As ruas já não são território exclusivo do bolsonarismo.
No último domingo de maio, torcedores de diferentes clubes de futebol foram às ruas em várias cidades do País. O maior ato, na Av. Paulista, em São Paulo, foi organizado por corintianos, mas também contou com palmeirenses, santistas e são-paulinos. Estavam ali para defender a democracia e combater o fascismo.
Abriu-se uma nova fase na vida política nacional. Ampliaram-se a resistência ao bolsonarismo e o isolamento do presidente, que se vê cada vez mais enfurnado em Brasília.
Não foram manifestações de massa. Nem podiam, dado o isolamento social. A batalha é desigual, porque os bolsonaristas, na maioria negacionistas, não conhecem barreiras sanitárias e contam com o apoio simbólico do governo, recursos logísticos e mensagens do gabinete do ódio. Houve conflitos entre os grupos, a polícia interveio, com a habitual falta de sensibilidade, para dizer o mínimo.
Paralelamente, passaram a ecoar manifestos endossados por centenas de milhares de cidadãos, intelectuais, artistas, ativistas.
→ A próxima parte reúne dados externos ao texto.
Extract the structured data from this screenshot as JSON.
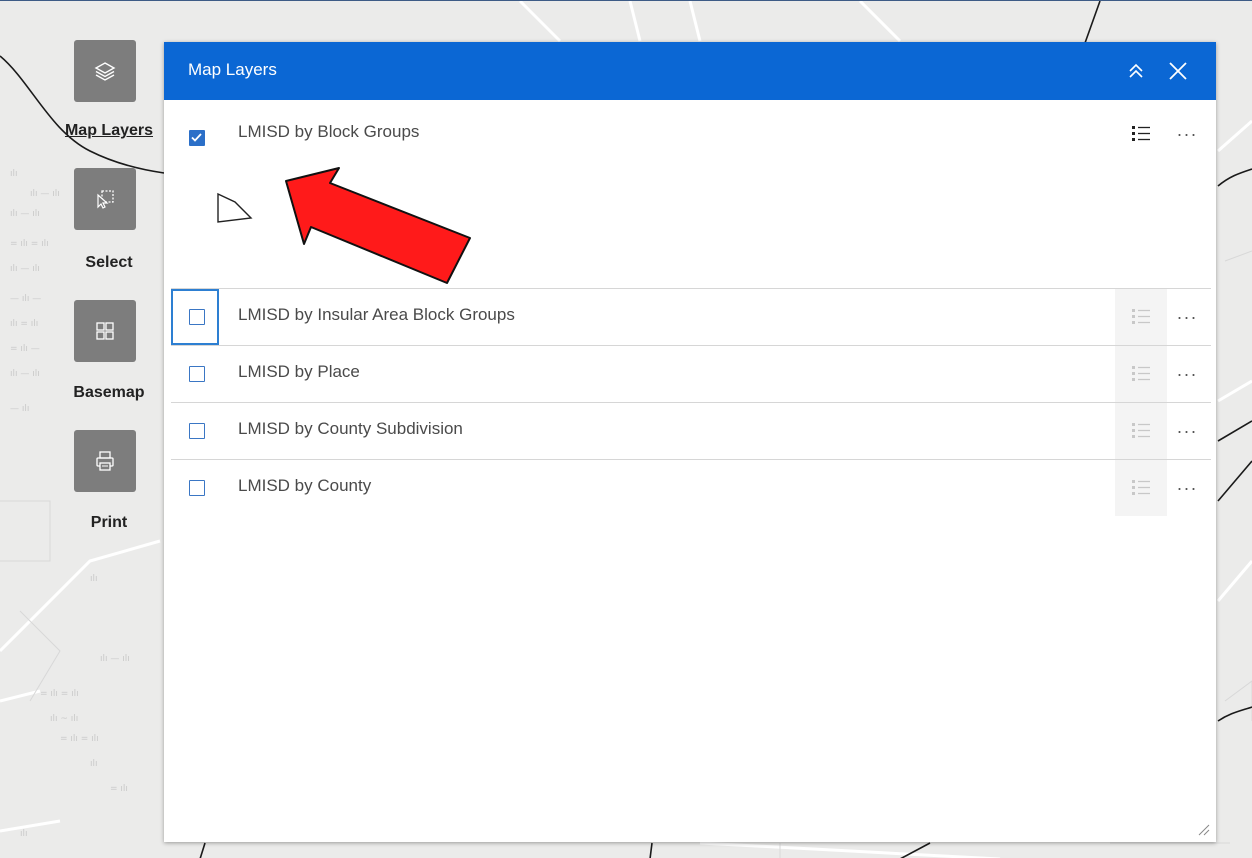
{
  "toolbar": {
    "items": [
      {
        "label": "Map Layers",
        "icon": "layers-icon",
        "active": true
      },
      {
        "label": "Select",
        "icon": "select-icon",
        "active": false
      },
      {
        "label": "Basemap",
        "icon": "basemap-gallery-icon",
        "active": false
      },
      {
        "label": "Print",
        "icon": "printer-icon",
        "active": false
      }
    ]
  },
  "panel": {
    "title": "Map Layers",
    "layers": [
      {
        "name": "LMISD by Block Groups",
        "checked": true
      },
      {
        "name": "LMISD by Insular Area Block Groups",
        "checked": false
      },
      {
        "name": "LMISD by Place",
        "checked": false
      },
      {
        "name": "LMISD by County Subdivision",
        "checked": false
      },
      {
        "name": "LMISD by County",
        "checked": false
      }
    ],
    "more_label": "···"
  },
  "colors": {
    "header": "#0b67d4",
    "toolbar_button": "#7d7d7d",
    "checkbox": "#2b6fc8",
    "annotation_arrow": "#ff1a1a"
  }
}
Diferentes setores da sociedade civil somam hoje sua voz à dos ministros do STF, os grandes jornais estampam diariamente sua indignação, surgem movimentos inéditos de aproximação entre partidos até há pouco separados por divergências complicadas. Tudo mostra que o diálogo e a reunião dos democratas podem ter encontrado um desaguadouro promissor.
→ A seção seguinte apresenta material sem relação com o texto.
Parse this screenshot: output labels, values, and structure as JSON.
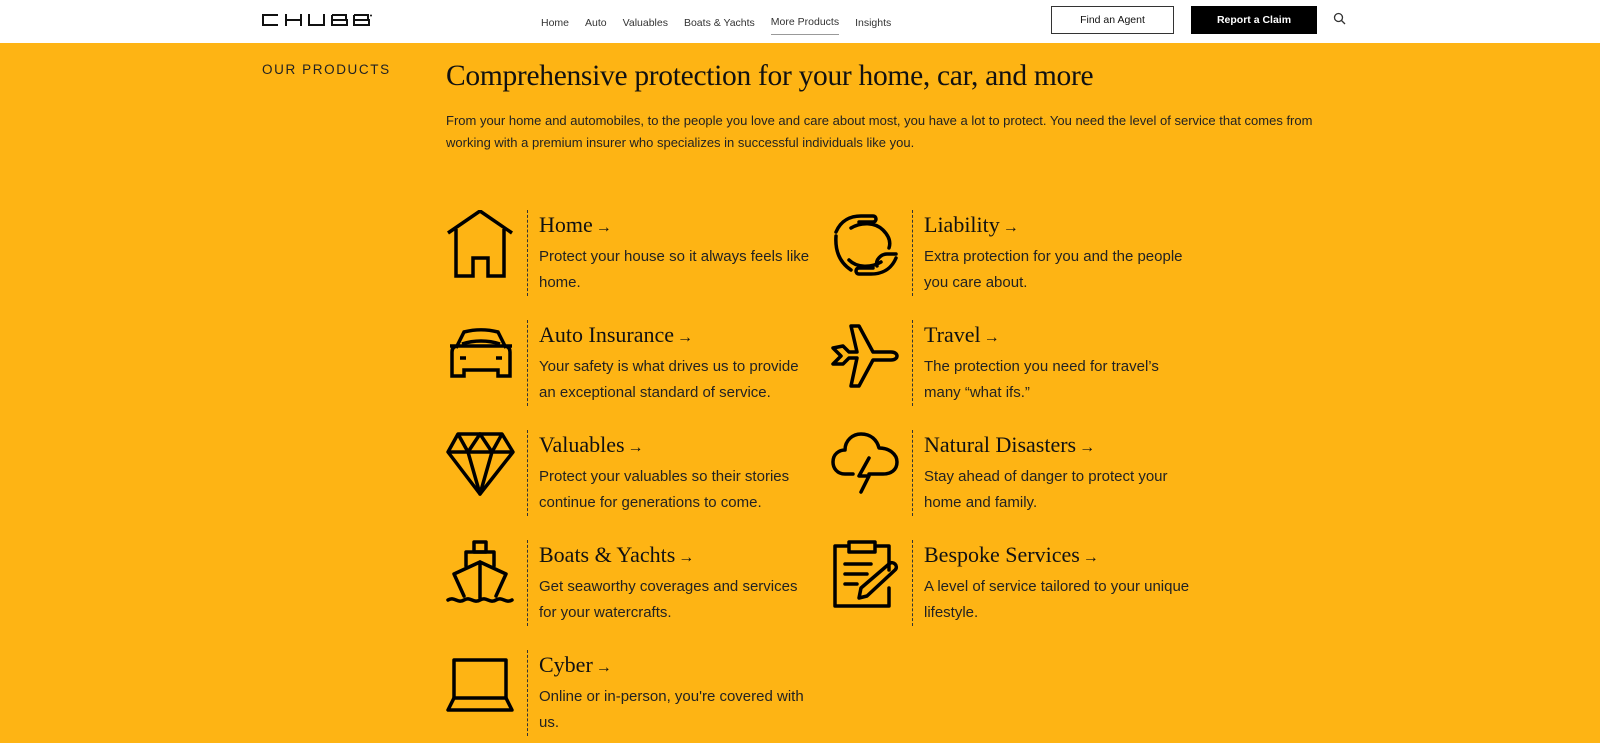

O quadro, porém, é impreciso e delicado. Não há nele uma via de mão única. O bolsonarismo continua vivo. Bem ou mal, ocupa o poder federal, onde acamparam segmentos das Forças Armadas que lhe têm fornecido respaldo e batem continência para o capitão. O vice-presidente da República, general Mourão, se posiciona sempre mais em consonância com uma visão de que o País está às portas da baderna, referendando a narrativa governamental. O governo parece unido e tem buscado erguer no Congresso Nacional uma base de sustentação, preocupado com sua sobrevivência. O apetite guloso do Centrão, com seus próceres desprovidos de maior dignidade ou respeito constitucional, alimenta o governo mas também o impede de funcionar.
Há muito combustível para a expansão do protesto cívico e o reagrupamento dos democratas.
Começou a se romper o pessimismo paralisante em que a sociedade civil se encontrava. O cerco ao autoritarismo avança. Não é um trabalho simples. Ele requer combatividade e paciência, metas claras e apoios, ligação entre a defesa da vida, a recuperação da economia e o reforço da democracia.
O isolamento social imposto pelo combate à epidemia é um complicador, que refreia parte do entusiasmo. Mas é preciso reconhecer que se tornou novamente possível olhar a realidade com otimismo. E é nesse momento que vale muito o esforço para fazer vibrar as cordas do realismo político.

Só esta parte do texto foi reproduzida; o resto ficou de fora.